Its a dual gauge 1/24 scale with a 42 inch ore train and a 15 inch mine tram. The mine tram ran in and out of the tunnel automatically on a 30 second cycle.































-Brian


----------



## peter bunce (Dec 29, 2007)

Hi, 

Nice work; a couple of questions - what did you use for the rock walls, and who makes the gondola or hopper cars behind the loco please?


----------



## altterrain (Jan 2, 2008)

Thanks Peter. The mountain is just layers of pink foam insulation board first carved with a tree pruning saw then with a Tippi hot wire foam cutter - 










The ore cars are Bachmann ones that I modified a bit (stressed, delton trucks with small Bachmann wheels, Ozark l&p couplers and brake wheel). 












-Brian


----------



## Guest (Mar 29, 2009)

i see, that you left your diorama open to the sides. 
do you plan to prolongate?


----------



## joe rusz (Jan 3, 2008)

Real nice, Brian.
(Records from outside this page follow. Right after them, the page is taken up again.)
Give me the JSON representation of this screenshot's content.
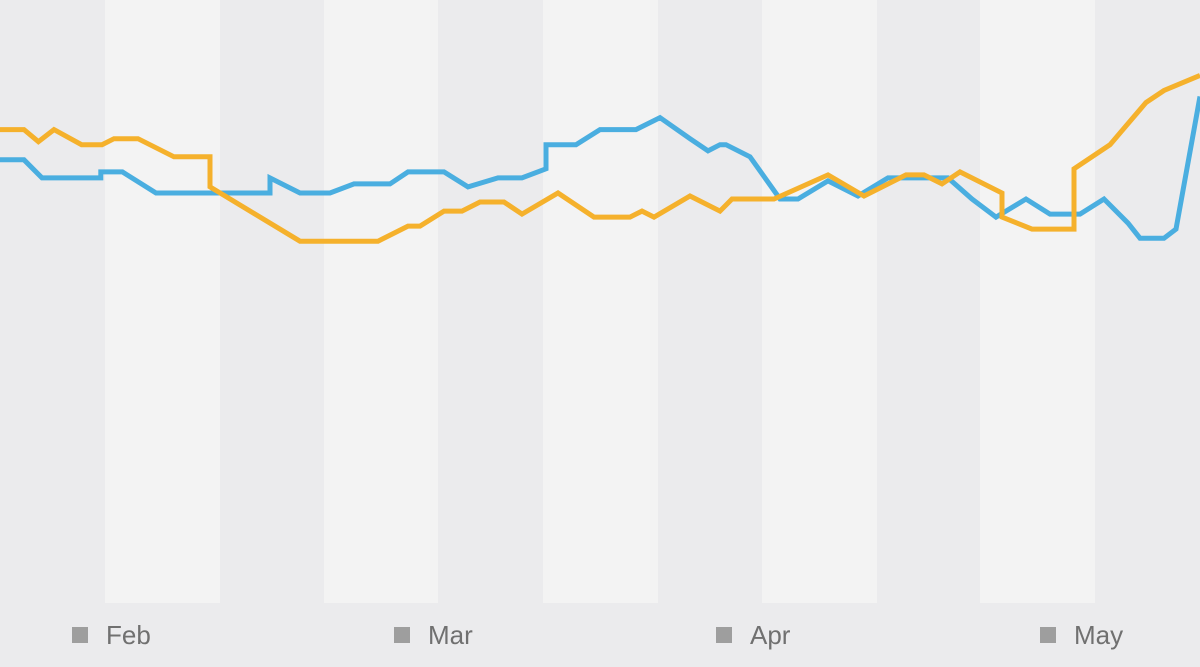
{
  "chart_data": {
    "type": "line",
    "x_ticks": [
      "Feb",
      "Mar",
      "Apr",
      "May"
    ],
    "grid": false,
    "legend": "none",
    "colors": {
      "background": "#ebebed",
      "band_light": "#f3f3f3",
      "band_dark": "#ebebed",
      "axis_marker": "#9e9e9e",
      "series_blue": "#4aaee0",
      "series_orange": "#f5b12c"
    },
    "series": [
      {
        "color": "#4aaee0",
        "x": [
          0,
          2,
          3.5,
          8.4,
          8.4,
          10.2,
          13,
          22.5,
          22.5,
          25,
          27.5,
          29.5,
          32.5,
          34,
          37,
          39,
          41.5,
          43.5,
          45.5,
          45.5,
          48,
          50,
          53,
          55,
          57.5,
          59,
          60,
          60.5,
          62.5,
          65,
          66.5,
          69,
          71.5,
          74,
          76.5,
          79,
          81,
          83,
          85.5,
          87.5,
          90,
          92,
          94,
          95,
          97,
          98,
          100
        ],
        "y": [
          73.5,
          73.5,
          70.5,
          70.5,
          71.5,
          71.5,
          68,
          68,
          70.5,
          68,
          68,
          69.5,
          69.5,
          71.5,
          71.5,
          69,
          70.5,
          70.5,
          72,
          76,
          76,
          78.5,
          78.5,
          80.5,
          77,
          75,
          76,
          76,
          74,
          67,
          67,
          70,
          67.5,
          70.5,
          70.5,
          70.5,
          67,
          64,
          67,
          64.5,
          64.5,
          67,
          63,
          60.5,
          60.5,
          62,
          84
        ]
      },
      {
        "color": "#f5b12c",
        "x": [
          0,
          2,
          3.2,
          4.5,
          6.8,
          8.5,
          9.5,
          11.5,
          14.5,
          17.5,
          17.5,
          25,
          31.5,
          34,
          35,
          37,
          38.5,
          40,
          42,
          43.5,
          46.5,
          49.5,
          52.5,
          53.5,
          54.5,
          57.5,
          60,
          61,
          64.5,
          69,
          72,
          75.5,
          77,
          78.5,
          80,
          83.5,
          83.5,
          86,
          89.5,
          89.5,
          92.5,
          95.5,
          97,
          100
        ],
        "y": [
          78.5,
          78.5,
          76.5,
          78.5,
          76,
          76,
          77,
          77,
          74,
          74,
          69,
          60,
          60,
          62.5,
          62.5,
          65,
          65,
          66.5,
          66.5,
          64.5,
          68,
          64,
          64,
          65,
          64,
          67.5,
          65,
          67,
          67,
          71,
          67.5,
          71,
          71,
          69.5,
          71.5,
          68,
          64,
          62,
          62,
          72,
          76,
          83,
          85,
          87.5
        ]
      }
    ]
  }
}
Makes me want to build a module--after a take a nap


----------



## Les (Feb 11, 2008)

Very nice setup. Does that 15" tram mean HO gauge track? And, are you going to make the cars dump?









Les


----------



## altterrain (Jan 2, 2008)

Posted By Les on 03/29/2009 6:16 PM
Very nice setup. Does that 15" tram mean HO gauge track? And, are you going to make the cars dump?









Les





Yes, its HO gauge, Peco On30 track with bigger ties than HO. Works well with Gn15 stuff. Dumping mine cars are perhaps a future project









-Brian


----------



## altterrain (Jan 2, 2008)

Posted By kormsen on 03/29/2009 5:07 PM
i see, that you left your diorama open to the sides. 
do you plan to prolongate?




I wish I could. Sadly, SWMBO allows me no room indoors for trains.








Though I can't complain too much with two outdoor layouts










-Brian


----------



## Stan Cedarleaf (Jan 2, 2008)

That's just great, Brian. I admired it over on the AC site. Nice to see the building stages. 

Super job....


----------



## placitassteam (Jan 2, 2008)

Very nice little scene, nicely done in a small space. I would like to do something like on my layout.


----------



## Russell G (Jun 7, 2009)

Very nicely done Brian! You guys are knockin my socks off! Great job colorin the rockwork, beautiful job weatherin your ore car! Nice work.


----------



## jimtyp (Jan 2, 2008)

Awesome Brian, looks extremely real! The best mountain detail I've seen yet. I think I've seen that same rock formation in Colorado


----------